Le travail, sa rémunération, ses conditions, mais aussi sa compétition avec l’intelligence artificielle, sera l’une des grandes questions des prochaines élections présidentielles. Comme d’habitude, elle sera posée avec son « double » : le mérite. Le mérite des « bons travailleurs », ceux « qui se lèvent tôt » ou, dans les termes de M. Glucksmann lorsqu’il a annoncé sa candidature sur TF1, ceux « qui se donnent la peine de travailler, de produire, de créer ».
Comment propose-t-il de les soutenir ? En intervenant sur leur « fiche de paie ».

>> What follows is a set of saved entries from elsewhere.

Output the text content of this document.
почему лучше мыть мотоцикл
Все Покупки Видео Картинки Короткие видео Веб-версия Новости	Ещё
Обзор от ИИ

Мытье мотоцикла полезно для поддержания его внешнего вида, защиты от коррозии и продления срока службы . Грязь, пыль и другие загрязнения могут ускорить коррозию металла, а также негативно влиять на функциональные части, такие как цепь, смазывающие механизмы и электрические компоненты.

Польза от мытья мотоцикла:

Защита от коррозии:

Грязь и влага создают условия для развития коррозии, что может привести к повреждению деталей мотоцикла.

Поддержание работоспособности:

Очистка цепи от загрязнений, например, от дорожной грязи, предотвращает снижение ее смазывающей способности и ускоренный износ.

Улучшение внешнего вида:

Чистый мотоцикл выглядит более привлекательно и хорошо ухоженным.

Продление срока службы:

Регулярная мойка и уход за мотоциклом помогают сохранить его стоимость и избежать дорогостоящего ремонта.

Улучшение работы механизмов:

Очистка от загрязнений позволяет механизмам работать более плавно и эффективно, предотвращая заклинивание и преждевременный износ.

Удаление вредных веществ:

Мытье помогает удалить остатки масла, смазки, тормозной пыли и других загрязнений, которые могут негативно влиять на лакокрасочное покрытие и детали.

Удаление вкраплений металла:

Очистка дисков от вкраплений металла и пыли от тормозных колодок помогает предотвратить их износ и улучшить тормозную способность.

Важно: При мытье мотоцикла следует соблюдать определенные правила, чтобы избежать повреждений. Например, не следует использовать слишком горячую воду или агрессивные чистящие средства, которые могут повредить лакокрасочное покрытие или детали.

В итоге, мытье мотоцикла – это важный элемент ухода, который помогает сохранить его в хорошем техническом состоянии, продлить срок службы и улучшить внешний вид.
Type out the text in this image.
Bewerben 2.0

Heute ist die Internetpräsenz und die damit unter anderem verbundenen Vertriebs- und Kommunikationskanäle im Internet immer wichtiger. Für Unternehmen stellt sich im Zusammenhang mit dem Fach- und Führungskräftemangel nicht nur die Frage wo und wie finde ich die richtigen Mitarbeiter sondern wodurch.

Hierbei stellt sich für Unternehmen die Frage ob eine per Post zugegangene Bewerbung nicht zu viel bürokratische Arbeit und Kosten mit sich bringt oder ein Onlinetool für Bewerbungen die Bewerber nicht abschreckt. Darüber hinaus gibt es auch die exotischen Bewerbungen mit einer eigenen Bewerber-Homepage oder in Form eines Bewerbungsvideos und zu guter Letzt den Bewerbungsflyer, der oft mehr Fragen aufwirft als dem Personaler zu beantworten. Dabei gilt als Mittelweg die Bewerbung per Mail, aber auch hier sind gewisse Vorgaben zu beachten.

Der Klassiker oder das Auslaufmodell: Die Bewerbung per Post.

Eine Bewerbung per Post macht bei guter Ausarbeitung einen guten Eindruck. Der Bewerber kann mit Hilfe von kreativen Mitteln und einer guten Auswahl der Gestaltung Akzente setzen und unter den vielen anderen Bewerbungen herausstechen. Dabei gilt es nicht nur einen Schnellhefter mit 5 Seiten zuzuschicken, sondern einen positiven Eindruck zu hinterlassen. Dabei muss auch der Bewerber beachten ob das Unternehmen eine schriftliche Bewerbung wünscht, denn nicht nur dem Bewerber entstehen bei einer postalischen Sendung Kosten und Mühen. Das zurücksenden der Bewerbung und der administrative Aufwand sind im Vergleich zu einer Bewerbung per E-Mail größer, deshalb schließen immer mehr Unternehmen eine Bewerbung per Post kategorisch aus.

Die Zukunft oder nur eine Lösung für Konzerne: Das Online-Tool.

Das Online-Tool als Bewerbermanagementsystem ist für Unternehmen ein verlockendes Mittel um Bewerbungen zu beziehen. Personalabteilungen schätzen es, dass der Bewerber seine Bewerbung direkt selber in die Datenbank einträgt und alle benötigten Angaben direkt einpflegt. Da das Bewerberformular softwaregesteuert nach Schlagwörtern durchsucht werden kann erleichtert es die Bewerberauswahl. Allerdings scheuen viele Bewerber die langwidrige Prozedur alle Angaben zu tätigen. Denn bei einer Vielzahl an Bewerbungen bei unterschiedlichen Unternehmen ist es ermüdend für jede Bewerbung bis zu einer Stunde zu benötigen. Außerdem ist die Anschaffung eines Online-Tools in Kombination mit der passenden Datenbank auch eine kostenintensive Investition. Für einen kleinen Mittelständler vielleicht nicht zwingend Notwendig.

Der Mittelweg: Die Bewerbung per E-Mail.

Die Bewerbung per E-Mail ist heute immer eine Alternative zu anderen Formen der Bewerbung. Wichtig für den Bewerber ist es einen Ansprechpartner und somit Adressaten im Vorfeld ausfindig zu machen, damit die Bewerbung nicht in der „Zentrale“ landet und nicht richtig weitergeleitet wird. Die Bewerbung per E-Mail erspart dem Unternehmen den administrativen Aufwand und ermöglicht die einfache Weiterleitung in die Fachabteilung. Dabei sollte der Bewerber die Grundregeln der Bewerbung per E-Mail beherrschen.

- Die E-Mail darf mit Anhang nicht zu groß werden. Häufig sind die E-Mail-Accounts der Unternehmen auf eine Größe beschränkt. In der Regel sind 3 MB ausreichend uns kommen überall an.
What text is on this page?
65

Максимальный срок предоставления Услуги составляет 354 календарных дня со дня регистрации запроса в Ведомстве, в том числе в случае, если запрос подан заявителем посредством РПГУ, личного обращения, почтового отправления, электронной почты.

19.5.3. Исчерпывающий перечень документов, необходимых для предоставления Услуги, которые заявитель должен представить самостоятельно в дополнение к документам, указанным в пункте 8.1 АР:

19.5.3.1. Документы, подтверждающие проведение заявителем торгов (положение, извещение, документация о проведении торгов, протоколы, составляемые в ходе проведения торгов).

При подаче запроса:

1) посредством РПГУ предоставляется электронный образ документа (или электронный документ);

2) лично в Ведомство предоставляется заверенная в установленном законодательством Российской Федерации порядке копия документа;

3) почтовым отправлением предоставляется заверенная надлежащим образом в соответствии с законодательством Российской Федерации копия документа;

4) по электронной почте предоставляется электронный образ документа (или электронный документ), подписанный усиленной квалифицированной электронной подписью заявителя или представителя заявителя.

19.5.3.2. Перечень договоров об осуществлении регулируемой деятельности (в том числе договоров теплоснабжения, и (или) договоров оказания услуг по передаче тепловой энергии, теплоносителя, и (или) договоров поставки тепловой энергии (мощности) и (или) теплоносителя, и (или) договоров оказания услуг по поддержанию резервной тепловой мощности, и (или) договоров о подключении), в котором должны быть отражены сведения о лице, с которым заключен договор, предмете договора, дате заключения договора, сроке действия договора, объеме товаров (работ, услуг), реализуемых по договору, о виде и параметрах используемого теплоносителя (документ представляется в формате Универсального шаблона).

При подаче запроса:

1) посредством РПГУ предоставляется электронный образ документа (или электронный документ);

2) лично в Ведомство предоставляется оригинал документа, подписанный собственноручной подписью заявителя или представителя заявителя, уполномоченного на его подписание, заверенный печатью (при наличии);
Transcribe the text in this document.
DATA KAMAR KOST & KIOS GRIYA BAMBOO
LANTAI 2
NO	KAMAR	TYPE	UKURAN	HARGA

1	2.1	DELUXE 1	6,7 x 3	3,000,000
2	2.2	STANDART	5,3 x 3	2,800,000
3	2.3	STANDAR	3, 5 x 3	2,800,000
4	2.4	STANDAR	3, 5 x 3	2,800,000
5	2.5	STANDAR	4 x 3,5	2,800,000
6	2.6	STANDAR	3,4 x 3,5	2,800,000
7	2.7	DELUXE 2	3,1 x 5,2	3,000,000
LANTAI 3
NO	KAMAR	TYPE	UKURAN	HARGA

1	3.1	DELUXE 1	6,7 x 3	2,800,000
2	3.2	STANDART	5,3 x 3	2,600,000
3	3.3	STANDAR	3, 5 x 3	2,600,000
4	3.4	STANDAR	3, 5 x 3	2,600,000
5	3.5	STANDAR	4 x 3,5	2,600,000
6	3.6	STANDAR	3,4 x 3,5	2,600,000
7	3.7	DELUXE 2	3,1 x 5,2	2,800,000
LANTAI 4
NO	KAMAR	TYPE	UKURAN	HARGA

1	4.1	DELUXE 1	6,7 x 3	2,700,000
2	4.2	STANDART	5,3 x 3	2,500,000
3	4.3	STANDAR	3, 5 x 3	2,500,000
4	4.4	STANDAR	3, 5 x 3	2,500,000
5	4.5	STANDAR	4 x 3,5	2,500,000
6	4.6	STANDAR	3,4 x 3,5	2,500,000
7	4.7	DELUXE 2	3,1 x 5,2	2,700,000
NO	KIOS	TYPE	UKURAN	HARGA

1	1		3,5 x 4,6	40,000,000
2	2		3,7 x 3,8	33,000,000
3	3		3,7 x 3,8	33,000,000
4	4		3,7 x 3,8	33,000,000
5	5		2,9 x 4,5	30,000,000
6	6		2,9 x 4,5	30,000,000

Un labeur non reconnu et non rémunéré
Ce faisant, il oublie, comme l’ensemble du monde politique, les travailleurs invisibles qui n’ont pas de fiche de paie et qui ne sont pas des employés : les travailleurs indépendants comme les professionnels de la création, une partie des agriculteurs, des chercheurs, des entrepreneurs sociaux, des startupers, des acteurs de la transition, des sportifs de haut niveau, mais aussi tous les contributeurs non rémunérés comme les aidants, les pompiers ou les bénévoles.
Eux aussi « se donnent la peine de travailler, de produire, de créer », sans reconnaissance de leur apport, de leur mérite et de leurs droits. Leur labeur non reconnu et non rémunéré est pourtant exploité par l’économie lucrative à son bénéfice et à leur détriment. Seulement 7 % des professionnels de la création gagnent le smic ou plus, alors qu’en France l’industrie créative rémunère 1,1 million de personnes par ailleurs, pour un chiffre d’affaires de 102,7 Md€ (milliard d’euros).
En 2020, 22 % des agriculteurs vivaient sous le seuil de pauvreté selon l’Insee, alors que la filière alimentaire réalisait des ventes de 124,5 Md€. Notre travail gratuit dans la sphère numérique équivalait alors à 1,2 million d’emplois quand l’industrie numérique française employait officiellement 700 000 personnes. À cette époque, l’activité contributive des Français – activité productive non rémunérée, hors fiche de paie – représentait l’équivalent de 68 % du PIB. Il aurait été impossible de la payer et de faire des profits en même temps.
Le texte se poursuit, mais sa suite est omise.